Intel to Use Micron Hybrid Memory Cube
Intel and Micron today announced that the new version of Intel’s Xeon Phi, a highly parallel coprocessor for research applications, will be built using a custom version of Micron’s Hybrid Memory Cube, or HMC.
This is only the second announced application for this new memory product – the first was a Fujitsu supercomputer back in November.
For those who, like me, were unfamiliar with the Xeon Phi, it’s a module that uses high core-count processors for problems that can be solved with high degrees of parallelism. My friend and processor guru Nathan Brookwood tells me that it uses a SIMD architecture (Single-Instruction, Multiple-Data) in which the same instruction is executed across tens of data sets simultaneously.

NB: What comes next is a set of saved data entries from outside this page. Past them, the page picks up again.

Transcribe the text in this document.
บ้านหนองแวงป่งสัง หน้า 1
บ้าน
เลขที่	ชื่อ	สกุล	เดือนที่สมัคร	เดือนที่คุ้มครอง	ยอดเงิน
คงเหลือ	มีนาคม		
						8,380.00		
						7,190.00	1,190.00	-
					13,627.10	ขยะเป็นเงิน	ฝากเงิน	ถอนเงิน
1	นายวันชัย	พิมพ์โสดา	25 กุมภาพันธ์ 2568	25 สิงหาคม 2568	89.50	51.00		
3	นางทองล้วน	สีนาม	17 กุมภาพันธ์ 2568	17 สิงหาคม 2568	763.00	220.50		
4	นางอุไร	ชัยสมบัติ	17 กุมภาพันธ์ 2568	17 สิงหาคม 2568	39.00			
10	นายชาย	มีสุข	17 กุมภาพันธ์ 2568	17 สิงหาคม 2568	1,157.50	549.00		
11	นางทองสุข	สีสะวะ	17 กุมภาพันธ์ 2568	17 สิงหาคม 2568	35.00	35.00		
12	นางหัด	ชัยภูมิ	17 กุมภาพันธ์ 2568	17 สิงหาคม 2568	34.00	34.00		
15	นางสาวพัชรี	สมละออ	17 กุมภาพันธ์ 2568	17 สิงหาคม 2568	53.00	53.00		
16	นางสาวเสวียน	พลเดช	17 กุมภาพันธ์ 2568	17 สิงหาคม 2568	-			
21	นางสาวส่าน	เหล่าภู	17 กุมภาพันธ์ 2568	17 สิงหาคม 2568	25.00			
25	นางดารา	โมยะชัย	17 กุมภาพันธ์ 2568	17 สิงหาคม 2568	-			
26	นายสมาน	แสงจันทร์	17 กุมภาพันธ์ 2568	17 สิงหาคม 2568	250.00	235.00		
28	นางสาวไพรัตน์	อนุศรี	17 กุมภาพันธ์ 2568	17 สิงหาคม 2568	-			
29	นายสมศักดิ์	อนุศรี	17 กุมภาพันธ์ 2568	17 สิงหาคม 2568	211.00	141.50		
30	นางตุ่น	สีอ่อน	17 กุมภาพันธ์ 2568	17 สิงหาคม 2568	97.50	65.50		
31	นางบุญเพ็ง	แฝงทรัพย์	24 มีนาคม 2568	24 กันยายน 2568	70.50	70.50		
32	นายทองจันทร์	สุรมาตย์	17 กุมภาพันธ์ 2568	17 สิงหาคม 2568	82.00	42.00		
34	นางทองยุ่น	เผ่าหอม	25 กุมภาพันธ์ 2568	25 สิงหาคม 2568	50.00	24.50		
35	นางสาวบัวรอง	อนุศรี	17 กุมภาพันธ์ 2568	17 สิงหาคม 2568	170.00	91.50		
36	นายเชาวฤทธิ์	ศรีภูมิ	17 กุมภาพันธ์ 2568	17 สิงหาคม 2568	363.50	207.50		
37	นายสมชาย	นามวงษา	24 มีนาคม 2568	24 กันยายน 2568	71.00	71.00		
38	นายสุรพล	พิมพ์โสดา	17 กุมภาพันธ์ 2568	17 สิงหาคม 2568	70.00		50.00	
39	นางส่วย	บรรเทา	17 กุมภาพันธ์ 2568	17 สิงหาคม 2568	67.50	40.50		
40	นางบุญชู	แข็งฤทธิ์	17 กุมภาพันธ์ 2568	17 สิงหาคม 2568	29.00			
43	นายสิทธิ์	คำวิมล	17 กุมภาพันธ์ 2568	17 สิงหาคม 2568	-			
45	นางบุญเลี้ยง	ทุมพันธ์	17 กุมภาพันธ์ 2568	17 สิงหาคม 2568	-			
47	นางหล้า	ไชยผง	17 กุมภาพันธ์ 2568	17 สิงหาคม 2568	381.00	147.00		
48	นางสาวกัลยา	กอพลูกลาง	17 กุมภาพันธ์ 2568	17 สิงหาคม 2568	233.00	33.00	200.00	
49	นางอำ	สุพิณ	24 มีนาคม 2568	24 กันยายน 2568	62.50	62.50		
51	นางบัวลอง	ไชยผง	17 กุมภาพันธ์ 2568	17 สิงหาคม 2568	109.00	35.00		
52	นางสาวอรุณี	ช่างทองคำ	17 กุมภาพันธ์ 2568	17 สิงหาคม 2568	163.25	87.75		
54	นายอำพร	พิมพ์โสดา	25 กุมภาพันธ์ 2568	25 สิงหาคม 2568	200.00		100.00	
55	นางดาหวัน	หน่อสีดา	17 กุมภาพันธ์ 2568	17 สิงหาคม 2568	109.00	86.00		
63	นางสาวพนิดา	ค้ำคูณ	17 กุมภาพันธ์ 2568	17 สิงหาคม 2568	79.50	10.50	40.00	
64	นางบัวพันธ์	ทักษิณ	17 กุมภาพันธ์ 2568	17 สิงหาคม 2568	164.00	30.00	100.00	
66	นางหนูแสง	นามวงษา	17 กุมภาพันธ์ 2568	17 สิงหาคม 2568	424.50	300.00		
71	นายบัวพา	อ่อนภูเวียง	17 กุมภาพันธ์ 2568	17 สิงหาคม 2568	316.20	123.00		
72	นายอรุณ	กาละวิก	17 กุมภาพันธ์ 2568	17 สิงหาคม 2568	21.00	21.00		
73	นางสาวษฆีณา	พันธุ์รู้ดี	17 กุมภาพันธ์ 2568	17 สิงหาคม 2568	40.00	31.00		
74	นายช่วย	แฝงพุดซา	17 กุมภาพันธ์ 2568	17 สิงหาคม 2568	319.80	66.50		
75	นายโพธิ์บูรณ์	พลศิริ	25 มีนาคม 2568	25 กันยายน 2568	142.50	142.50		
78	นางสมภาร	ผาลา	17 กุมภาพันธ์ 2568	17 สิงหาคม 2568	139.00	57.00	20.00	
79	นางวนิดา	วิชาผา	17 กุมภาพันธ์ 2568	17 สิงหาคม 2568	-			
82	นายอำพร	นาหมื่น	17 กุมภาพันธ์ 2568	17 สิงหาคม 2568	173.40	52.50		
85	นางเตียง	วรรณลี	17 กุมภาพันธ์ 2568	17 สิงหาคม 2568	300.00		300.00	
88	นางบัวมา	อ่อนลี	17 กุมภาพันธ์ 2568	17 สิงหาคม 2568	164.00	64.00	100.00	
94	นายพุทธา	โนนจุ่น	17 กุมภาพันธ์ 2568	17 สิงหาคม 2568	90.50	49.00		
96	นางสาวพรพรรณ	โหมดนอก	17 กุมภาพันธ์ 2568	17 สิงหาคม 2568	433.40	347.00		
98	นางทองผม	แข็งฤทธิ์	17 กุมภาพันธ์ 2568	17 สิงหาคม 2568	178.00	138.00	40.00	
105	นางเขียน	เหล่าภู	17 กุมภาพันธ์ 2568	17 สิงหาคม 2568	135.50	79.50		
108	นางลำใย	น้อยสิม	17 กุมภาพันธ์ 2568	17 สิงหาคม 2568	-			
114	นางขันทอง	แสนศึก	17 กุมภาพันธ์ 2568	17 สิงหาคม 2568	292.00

This works well for algorithms that can be solved using linear algebra (matrices) which includes graphics, weather, big data analytics, earthquakes, genome sequencing, combustion, nuclear reactions, and aerodynamics. In fact, graphics processing units (GPUs) from nVidia and AMD use this approach, and these companies have beat out Intel in the past to win supercomputer designs, a situation that Intel wants to rectify once and for all. Intel and Micron tell me that, with the help of the HMC, the newly-released version of the Xeon Phi (formerly known as Knights Landing) will have five times the bandwidth of the DDR4-based alternative running at about 1/5th the power of the GDDR5-based Knights Corner system introduced in 2012.
A processor like this needs a lot of memory bandwidth to keep it fed, and this is where “The Memory Wall” can do its most damage. The Memory Wall is a term used to describe the fact that memory is generally incapable of supporting a processor at its highest speed, and thus limits its performance. The Knights Landing approaches this problem by using the HMC’s very high bandwidth, and by running eight HMCs, each with its own processor-memory bus, in parallel on the Knights Landing module.
As a refresher, an HMC is a stack of DRAM chips all interconnected through thousands of through-silicon vias (TSVs) to an underlying interface chip built using a logic process. Logic is far more efficient at driving I/O signals than a DRAM process is, and it runs faster. Micron tells us that one HMC provides 15 times the bandwidth of a DDR3 module using 70% less energy while fitting into a smaller footprint.
Why is this important? Intel asserts that there’s a waterfall from today’s supercomputers to the single-socket processor of the future. According to Intel, today’s leading edge technology will become a single-socket solution in about 15-17 years. Intel is using this new processor to work out the architecture of systems in 2030.
From Micron’s perspective this will provide a big boost to HMC consumption. Intel has announced the first Knights Landing design win, the Cori system designed by the National Energy Research Scientific Computing Center (NERSC). NERSC, Intel, and Cray formed a partnership to design this new supercomputer to accelerate “extreme-scale” scientific discovery. The system was named “Cori” in honor of bio-chemist Gerty Cori, the first female US citizen to receive a Nobel Prize in science. Cori will use over 9,300 Knights Landing nodes each of which (to my understanding) will sport eight HMCs, with each HMC built using four DRAM chips and one logic chip, totaling about 300,000 DRAM chips, not including spares – pretty good for a single system.
Intel calls Cori: “The first of many” Knights Landing supercomputers implying that we will hear several more announcements based on this new rendition of Xeon Phi. I am sure that Micron hopes this will come true.